President Vladimir V. Putin acknowledged “mistakes” on Thursday in how the Russian government has been carrying out his draft, a sign of the Kremlin’s scramble to keep public discontent in check over Mr. Putin’s effort to escalate the war in Ukraine.
In televised remarks to top security officials, Mr. Putin said that the draft had raised “many questions,” and that “all mistakes must be corrected and prevented from happening in the future.” He described cases of people entitled to deferments being wrongly drafted, such as fathers of three or more children, men with chronic diseases or those above military age.
“If a mistake is made, I repeat, it must be corrected,” he said in a videoconference with his Security Council. “Those who were called up without proper reason should be returned home.”

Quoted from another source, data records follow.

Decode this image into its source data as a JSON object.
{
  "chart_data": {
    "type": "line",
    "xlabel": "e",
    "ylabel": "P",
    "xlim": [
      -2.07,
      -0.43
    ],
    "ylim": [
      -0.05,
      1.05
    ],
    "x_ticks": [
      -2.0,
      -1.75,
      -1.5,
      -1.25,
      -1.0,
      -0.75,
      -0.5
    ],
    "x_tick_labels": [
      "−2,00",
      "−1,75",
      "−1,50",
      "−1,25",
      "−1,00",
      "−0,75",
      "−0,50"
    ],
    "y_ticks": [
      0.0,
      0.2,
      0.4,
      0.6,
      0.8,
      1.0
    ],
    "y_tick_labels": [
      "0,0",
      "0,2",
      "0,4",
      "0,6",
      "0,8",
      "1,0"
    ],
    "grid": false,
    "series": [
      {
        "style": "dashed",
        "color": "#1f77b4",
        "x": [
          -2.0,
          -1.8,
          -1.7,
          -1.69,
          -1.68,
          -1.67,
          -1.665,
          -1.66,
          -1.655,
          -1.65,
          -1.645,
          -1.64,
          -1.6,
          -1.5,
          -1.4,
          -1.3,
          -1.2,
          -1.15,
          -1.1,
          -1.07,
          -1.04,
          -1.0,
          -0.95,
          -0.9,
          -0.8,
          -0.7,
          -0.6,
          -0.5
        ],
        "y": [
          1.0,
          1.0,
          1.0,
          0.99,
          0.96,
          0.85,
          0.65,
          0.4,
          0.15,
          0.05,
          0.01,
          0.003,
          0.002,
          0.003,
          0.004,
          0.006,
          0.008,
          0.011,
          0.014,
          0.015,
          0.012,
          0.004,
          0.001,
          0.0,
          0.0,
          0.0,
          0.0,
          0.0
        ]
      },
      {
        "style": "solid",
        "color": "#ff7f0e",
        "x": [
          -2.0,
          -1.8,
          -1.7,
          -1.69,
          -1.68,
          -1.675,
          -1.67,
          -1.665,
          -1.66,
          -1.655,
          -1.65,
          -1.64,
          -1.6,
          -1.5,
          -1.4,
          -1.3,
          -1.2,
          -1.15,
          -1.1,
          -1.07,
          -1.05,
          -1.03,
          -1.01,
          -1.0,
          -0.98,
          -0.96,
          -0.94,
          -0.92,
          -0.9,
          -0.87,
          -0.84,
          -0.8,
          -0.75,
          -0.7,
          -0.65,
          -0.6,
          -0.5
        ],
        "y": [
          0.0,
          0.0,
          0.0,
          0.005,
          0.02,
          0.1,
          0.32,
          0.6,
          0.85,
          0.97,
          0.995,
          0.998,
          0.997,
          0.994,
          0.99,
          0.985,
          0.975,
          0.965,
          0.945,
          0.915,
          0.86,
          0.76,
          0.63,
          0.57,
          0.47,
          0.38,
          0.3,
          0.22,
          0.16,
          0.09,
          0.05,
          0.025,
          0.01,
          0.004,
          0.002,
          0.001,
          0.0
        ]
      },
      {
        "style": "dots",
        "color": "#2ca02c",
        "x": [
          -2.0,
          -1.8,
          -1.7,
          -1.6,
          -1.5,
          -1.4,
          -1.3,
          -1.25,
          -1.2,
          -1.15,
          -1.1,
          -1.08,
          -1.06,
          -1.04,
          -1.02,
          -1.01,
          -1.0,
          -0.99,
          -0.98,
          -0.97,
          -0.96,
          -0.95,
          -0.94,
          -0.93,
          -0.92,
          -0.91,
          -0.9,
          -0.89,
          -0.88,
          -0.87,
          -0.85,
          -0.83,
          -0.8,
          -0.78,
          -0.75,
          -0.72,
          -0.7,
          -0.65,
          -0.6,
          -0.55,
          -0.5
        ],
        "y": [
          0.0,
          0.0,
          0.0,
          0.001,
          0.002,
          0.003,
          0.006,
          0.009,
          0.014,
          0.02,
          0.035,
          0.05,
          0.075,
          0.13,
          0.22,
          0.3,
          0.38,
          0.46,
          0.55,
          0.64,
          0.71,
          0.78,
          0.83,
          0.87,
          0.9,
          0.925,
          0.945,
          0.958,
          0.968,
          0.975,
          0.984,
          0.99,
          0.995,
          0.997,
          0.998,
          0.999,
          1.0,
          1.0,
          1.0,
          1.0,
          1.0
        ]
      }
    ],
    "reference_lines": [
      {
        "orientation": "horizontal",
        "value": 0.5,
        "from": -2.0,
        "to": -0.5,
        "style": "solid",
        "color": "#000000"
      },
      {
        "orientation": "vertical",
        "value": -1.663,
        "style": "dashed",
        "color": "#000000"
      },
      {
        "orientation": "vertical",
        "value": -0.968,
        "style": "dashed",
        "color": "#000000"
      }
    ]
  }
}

Mr. Putin’s remarks, which were shown on state television Thursday evening, came after anger with the draft spilled over into street protests across Russia, including in an impoverished region of Siberia on Thursday.
They also came on the same day that the Kremlin announced it would hold a ceremony on Friday to begin absorbing four Ukrainian territories, in a broadly discredited annexation effort that Antony J. Blinken, the U.S. secretary of state, condemned as a further attempt at a land grab in Ukraine.
Mr. Putin’s remarks were notable for a leader who rarely admits mistakes, even as he shifted the blame for the failings of his policy to lower-level officials.
While Mr. Putin indicated when he announced the draft last week that only men with combat experience and needed skills would be called up, the draft turned out to be much larger, with residents of small towns and villages reporting that draft offices were scooping up large portions of their able-bodied men.
“You need to figure all this out,” Mr. Putin said. “Without fuss, calmly, but quickly, in detail and thoroughly.”